Le allungo una mano oltre il sedere per raggiungere la sua soglia e ci infilo le dita mentre lei fa lo stesso tra le mie cosce.
Io la accarezzo, la tocco e sento la sua umidità che affiora incontro alle mie dita.
Lei ripete i miei gesti e infila le dita profondamente nel mio sesso.
Abbracciate, la mia bocca sulla sua in un bacio infinito, le nostre estremità conficcate nei nostri nidi di amore e le membra che si agitano e si strofinano.
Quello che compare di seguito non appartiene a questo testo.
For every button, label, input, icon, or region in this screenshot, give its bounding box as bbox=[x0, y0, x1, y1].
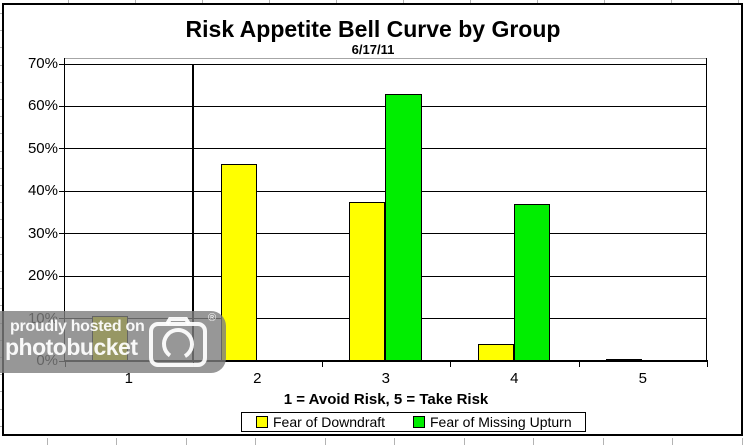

I corpi a contatto, i suoi piccoli seni tatuati di nero che si schiacciano e pigiano sui miei.
I nostri gemiti sempre più forti e senza freni finchè raggiungiamo insieme un nuovo orgasmo, lungo, tenero, intenso.
Io mi abbatto sull'erba, con le braccia stringo ancora quel giovane corpo nudo, mentre lei ritorna a leccarmi il collo e i seni, massaggiandomeli con piccoli morsi, e insieme ci addormentiamo, una sopra l'altra, abbandonate e rilassate sotto i caldi raggi del sole.
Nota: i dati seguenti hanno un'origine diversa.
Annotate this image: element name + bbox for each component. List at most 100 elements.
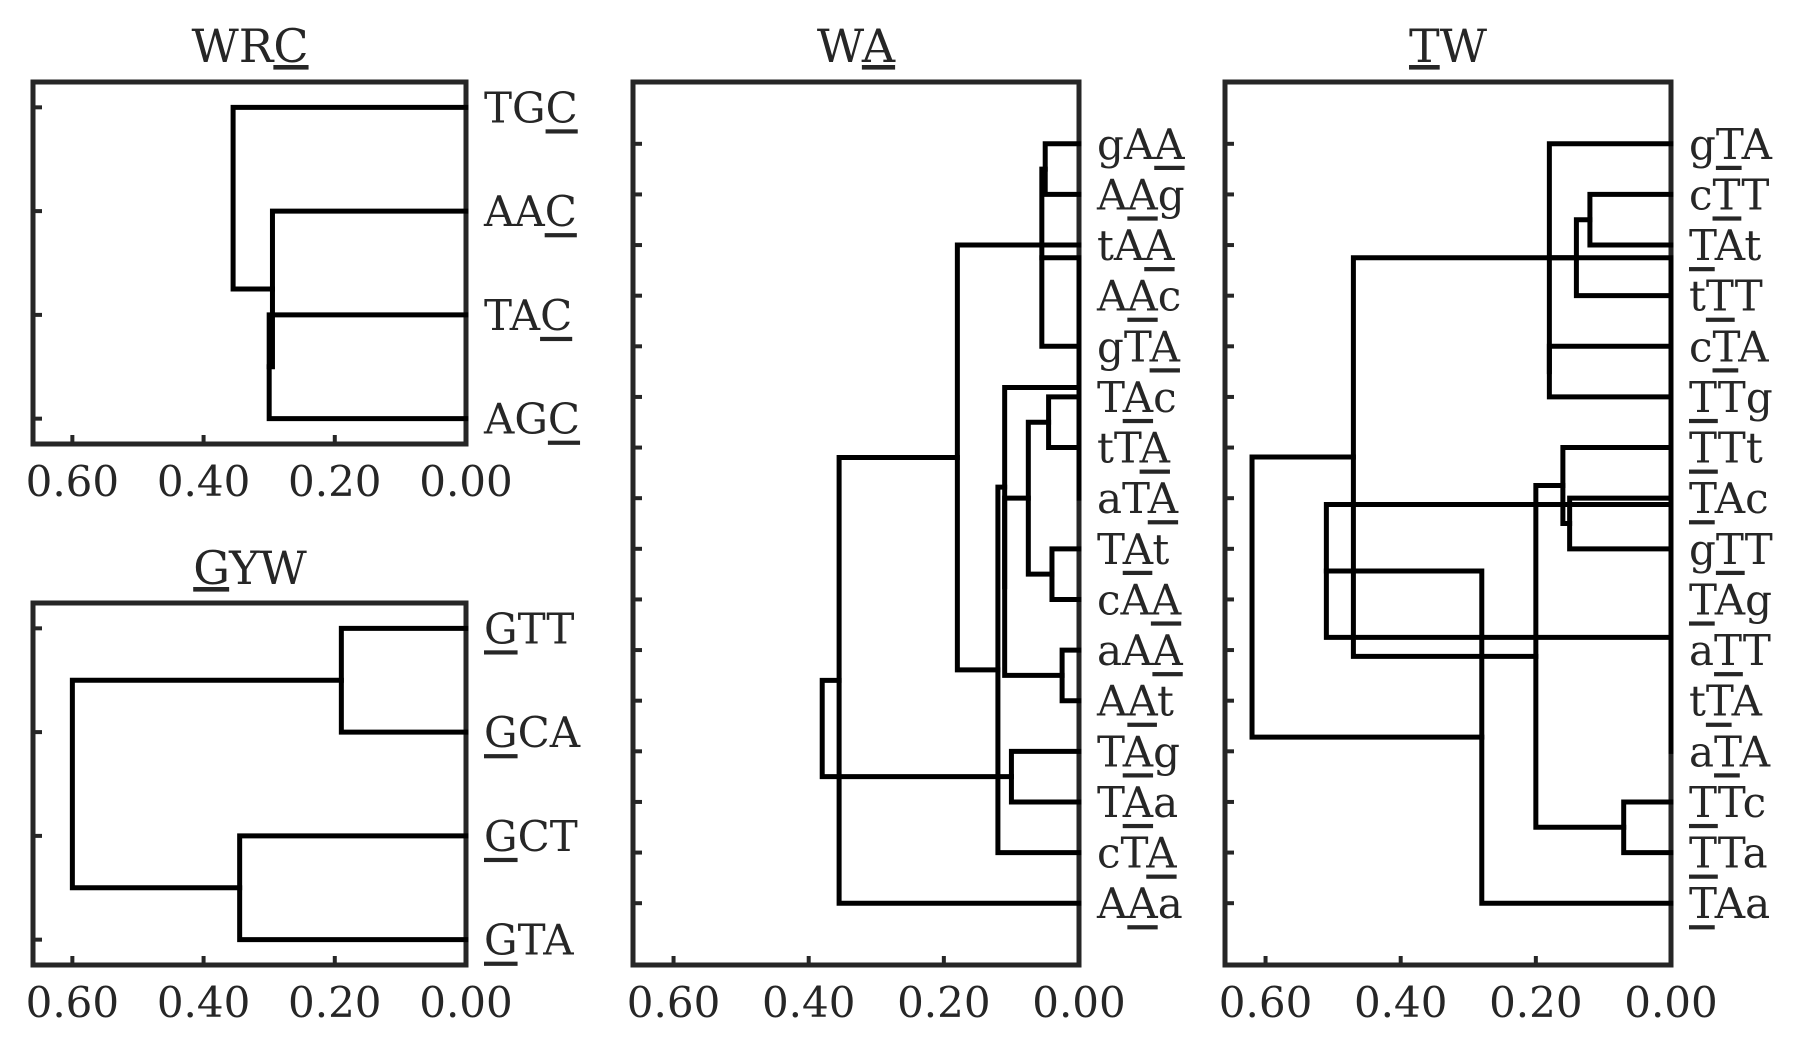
dendrogram-link [266, 312, 469, 422]
dendrogram-link [230, 104, 469, 292]
x-tick-label: 0.40 [157, 978, 251, 1027]
dendrogram-link [1546, 141, 1674, 375]
axes-box-tw [1222, 79, 1674, 968]
panel-title-wrc: WRC [191, 19, 308, 73]
leaf-label: gTT [1689, 524, 1773, 573]
dendrogram-link [266, 208, 469, 370]
leaf-label: cTA [1689, 322, 1769, 371]
leaf-label: TAg [1689, 575, 1772, 624]
panel-title-gyw: GYW [193, 541, 307, 595]
dendrogram-links-wrc [230, 104, 469, 422]
leaf-label: AAc [1096, 271, 1181, 320]
leaf-label: tTA [1689, 676, 1763, 725]
leaf-label: AGC [483, 394, 580, 443]
leaf-label: AAg [1096, 170, 1185, 219]
leaf-label: aTT [1689, 626, 1771, 675]
leaf-label: TAc [1689, 474, 1769, 523]
x-axis-ticks-wrc: 0.60 0.40 0.20 0.00 [26, 435, 513, 506]
leaf-label: aTA [1689, 727, 1771, 776]
panel-tw: TW 0.60 0.40 0.20 0.00 gTAcTTTAttTTcTATTgTT… [1219, 19, 1773, 1027]
leaf-label: AAC [483, 187, 577, 236]
leaf-label: TAt [1689, 221, 1761, 270]
leaf-label: TAg [1097, 727, 1180, 776]
leaf-label: tTA [1097, 423, 1171, 472]
leaf-label: TTt [1689, 423, 1763, 472]
dendrogram-link [1546, 255, 1674, 754]
x-axis-ticks-gyw: 0.60 0.40 0.20 0.00 [26, 956, 513, 1027]
leaf-label: cTT [1689, 170, 1769, 219]
x-tick-label: 0.00 [419, 457, 513, 506]
panel-gyw: GYW 0.60 0.40 0.20 0.00 GTT GCA GCT GTA [26, 541, 581, 1027]
leaf-label: gTA [1689, 119, 1773, 168]
x-tick-label: 0.60 [26, 978, 120, 1027]
x-tick-label: 0.40 [1354, 978, 1448, 1027]
dendrogram-link [1533, 483, 1627, 830]
dendrogram-link [69, 677, 344, 891]
y-axis-ticks-tw [1225, 141, 1234, 906]
x-tick-label: 0.20 [897, 978, 991, 1027]
panel-wa: WA 0.60 0.40 0.20 0.00 gAAAAgtAAAAcgTATActT… [627, 19, 1185, 1027]
leaf-label: TAa [1689, 879, 1770, 928]
dendrogram-link [1560, 445, 1674, 526]
dendrogram-link [1049, 546, 1082, 602]
leaf-label: aTA [1097, 474, 1179, 523]
x-tick-label: 0.00 [1624, 978, 1718, 1027]
dendrogram-links-wa [819, 141, 1082, 906]
x-axis-ticks-wa: 0.60 0.40 0.20 0.00 [627, 956, 1126, 1027]
dendrogram-links-gyw [69, 625, 469, 943]
x-tick-label: 0.20 [288, 457, 382, 506]
dendrogram-link [819, 677, 1014, 780]
leaf-label: TAa [1097, 777, 1178, 826]
axes-box-wrc [30, 79, 469, 447]
dendrogram-link [1042, 141, 1082, 197]
panel-title-wa: WA [817, 19, 896, 73]
y-axis-ticks-wrc [33, 105, 42, 421]
leaf-labels-wrc: TGC AAC TAC AGC [483, 83, 580, 443]
x-tick-label: 0.60 [1219, 978, 1313, 1027]
x-tick-label: 0.60 [627, 978, 721, 1027]
leaf-label: gTA [1097, 322, 1181, 371]
dendrogram-links-tw [1249, 141, 1674, 906]
dendrogram-link [1546, 343, 1674, 400]
leaf-label: cAA [1097, 575, 1182, 624]
dendrogram-link [1350, 255, 1579, 659]
dendrogram-link [1046, 394, 1082, 451]
leaf-label: TAt [1097, 524, 1169, 573]
leaf-label: TAc [1097, 372, 1177, 421]
y-axis-ticks-gyw [33, 626, 42, 942]
leaf-label: GCT [484, 811, 578, 860]
leaf-label: TTa [1689, 828, 1768, 877]
leaf-label: AAt [1096, 676, 1174, 725]
leaf-labels-wa: gAAAAgtAAAAcgTATActTAaTATAtcAAaAAAAtTAgT… [1096, 119, 1185, 927]
dendrogram-link [338, 625, 469, 735]
leaf-label: AAa [1096, 879, 1183, 928]
x-tick-label: 0.00 [1032, 978, 1126, 1027]
leaf-label: GTT [484, 604, 574, 653]
panel-title-tw: TW [1409, 19, 1488, 73]
dendrogram-link [1002, 384, 1082, 590]
dendrogram-link [1621, 799, 1674, 856]
dendrogram-link [1587, 191, 1674, 248]
leaf-label: TTc [1689, 777, 1766, 826]
leaf-label: tTT [1689, 271, 1763, 320]
dendrogram-link [237, 833, 469, 943]
leaf-labels-tw: gTAcTTTAttTTcTATTgTTtTAcgTTTAgaTTtTAaTAT… [1689, 119, 1773, 927]
dendrogram-link [954, 242, 1082, 673]
dendrogram-link [1059, 647, 1082, 704]
leaf-label: GCA [484, 708, 581, 757]
leaf-label: cTA [1097, 828, 1177, 877]
x-tick-label: 0.20 [1489, 978, 1583, 1027]
dendrogram-link [1008, 748, 1082, 805]
x-tick-label: 0.00 [419, 978, 513, 1027]
x-tick-label: 0.40 [157, 457, 251, 506]
leaf-label: GTA [484, 915, 574, 964]
x-tick-label: 0.20 [288, 978, 382, 1027]
leaf-label: TGC [484, 83, 578, 132]
x-tick-label: 0.40 [762, 978, 856, 1027]
leaf-labels-gyw: GTT GCA GCT GTA [484, 604, 581, 964]
leaf-label: tAA [1097, 221, 1175, 270]
dendrogram-link [1249, 454, 1485, 740]
panel-wrc: WRC 0.60 0.40 0.20 0.00 TGC AAC TAC AGC [26, 19, 580, 506]
x-axis-ticks-tw: 0.60 0.40 0.20 0.00 [1219, 956, 1718, 1027]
Richiami di uccelli esotici affiorano nei nostri sogni.
Quando mi risveglio Ashàninka è di fianco a me, in ginocchio. Nelle mani ha il suo lungo arco con una freccia incoccata. L'espressione è attenta e concentrata e sembra scrutare l'oceano vegetale in cerca di qualcosa.
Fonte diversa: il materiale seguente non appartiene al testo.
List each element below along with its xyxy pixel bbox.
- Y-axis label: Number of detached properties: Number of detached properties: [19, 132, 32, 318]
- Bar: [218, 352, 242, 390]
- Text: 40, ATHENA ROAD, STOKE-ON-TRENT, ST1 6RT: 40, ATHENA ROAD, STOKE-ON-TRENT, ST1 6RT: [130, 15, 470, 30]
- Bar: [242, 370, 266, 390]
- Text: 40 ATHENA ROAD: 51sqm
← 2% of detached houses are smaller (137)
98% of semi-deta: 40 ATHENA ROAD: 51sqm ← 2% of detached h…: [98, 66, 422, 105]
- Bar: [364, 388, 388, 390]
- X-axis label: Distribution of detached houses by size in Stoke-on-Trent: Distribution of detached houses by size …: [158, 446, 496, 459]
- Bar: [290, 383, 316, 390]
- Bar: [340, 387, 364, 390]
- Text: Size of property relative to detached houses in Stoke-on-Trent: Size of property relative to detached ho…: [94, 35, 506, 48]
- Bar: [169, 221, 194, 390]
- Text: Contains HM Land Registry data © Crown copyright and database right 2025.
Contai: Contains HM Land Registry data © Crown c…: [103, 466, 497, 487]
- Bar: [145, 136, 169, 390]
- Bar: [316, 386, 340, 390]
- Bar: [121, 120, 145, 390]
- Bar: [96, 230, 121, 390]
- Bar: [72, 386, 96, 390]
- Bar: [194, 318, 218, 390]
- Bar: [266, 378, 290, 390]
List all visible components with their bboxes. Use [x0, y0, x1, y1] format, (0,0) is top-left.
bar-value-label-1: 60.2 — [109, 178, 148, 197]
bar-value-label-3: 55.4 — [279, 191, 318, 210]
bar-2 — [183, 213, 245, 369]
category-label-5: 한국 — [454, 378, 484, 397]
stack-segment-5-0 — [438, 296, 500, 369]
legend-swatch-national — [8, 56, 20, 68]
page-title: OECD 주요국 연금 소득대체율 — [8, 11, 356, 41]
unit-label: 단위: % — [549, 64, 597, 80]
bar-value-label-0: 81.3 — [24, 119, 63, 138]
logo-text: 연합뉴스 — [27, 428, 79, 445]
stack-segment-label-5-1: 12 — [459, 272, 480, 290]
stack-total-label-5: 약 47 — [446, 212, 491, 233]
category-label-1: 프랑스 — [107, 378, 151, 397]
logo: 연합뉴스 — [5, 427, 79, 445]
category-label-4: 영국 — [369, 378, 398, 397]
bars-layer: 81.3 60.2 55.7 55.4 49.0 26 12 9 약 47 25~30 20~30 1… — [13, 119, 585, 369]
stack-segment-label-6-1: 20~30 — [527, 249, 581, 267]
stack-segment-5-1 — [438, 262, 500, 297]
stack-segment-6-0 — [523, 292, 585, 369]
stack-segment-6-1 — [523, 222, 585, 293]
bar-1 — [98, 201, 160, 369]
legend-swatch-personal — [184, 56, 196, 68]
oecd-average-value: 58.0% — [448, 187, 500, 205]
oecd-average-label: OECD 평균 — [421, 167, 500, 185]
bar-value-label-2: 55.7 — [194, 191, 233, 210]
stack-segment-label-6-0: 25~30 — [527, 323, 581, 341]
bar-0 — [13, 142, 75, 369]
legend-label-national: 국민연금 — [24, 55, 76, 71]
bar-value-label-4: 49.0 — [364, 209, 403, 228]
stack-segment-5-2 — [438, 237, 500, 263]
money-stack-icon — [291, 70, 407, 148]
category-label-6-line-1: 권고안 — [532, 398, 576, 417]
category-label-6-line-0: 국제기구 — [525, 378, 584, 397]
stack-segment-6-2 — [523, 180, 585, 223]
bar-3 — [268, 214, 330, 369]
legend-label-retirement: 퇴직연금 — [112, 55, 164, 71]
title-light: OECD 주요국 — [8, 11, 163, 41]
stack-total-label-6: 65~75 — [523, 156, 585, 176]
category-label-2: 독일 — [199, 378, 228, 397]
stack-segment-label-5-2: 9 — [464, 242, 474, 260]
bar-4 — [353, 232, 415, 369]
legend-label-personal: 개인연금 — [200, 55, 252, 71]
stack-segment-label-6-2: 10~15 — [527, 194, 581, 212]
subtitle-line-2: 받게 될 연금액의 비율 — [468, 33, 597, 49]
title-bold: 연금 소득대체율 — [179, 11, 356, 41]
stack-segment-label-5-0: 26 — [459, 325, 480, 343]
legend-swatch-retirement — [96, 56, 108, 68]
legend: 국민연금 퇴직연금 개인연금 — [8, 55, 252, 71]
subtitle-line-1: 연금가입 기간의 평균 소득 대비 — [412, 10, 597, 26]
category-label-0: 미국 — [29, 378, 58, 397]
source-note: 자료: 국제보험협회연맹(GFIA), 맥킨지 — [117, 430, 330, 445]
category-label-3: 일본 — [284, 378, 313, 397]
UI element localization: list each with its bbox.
Non riesco a capire se si è messa in caccia o se siamo minacciate da qualche pericolo, animale o umano.
La guardo cercando di cogliere qualche spiegazione dalla sua espressione, ma il mio interrogativo rimane senza soluzione, quando sento distintamente il verso di qualche animale sconosciuto.
Io mi ritraggo e l'amazzone tende l'arco verso la direzione da cui è giunto il suono.
Scrutiamo la coltre di fronde, ma io non scorgo nulla. Lei invece si blocca e resta immobile con la freccia pronta a scoccare. Io non riesco ad avvertire alcun suono o un movimento, ma vedo i suoi occhi che saettano seguendo qualche particolare o in cerca di qualcosa.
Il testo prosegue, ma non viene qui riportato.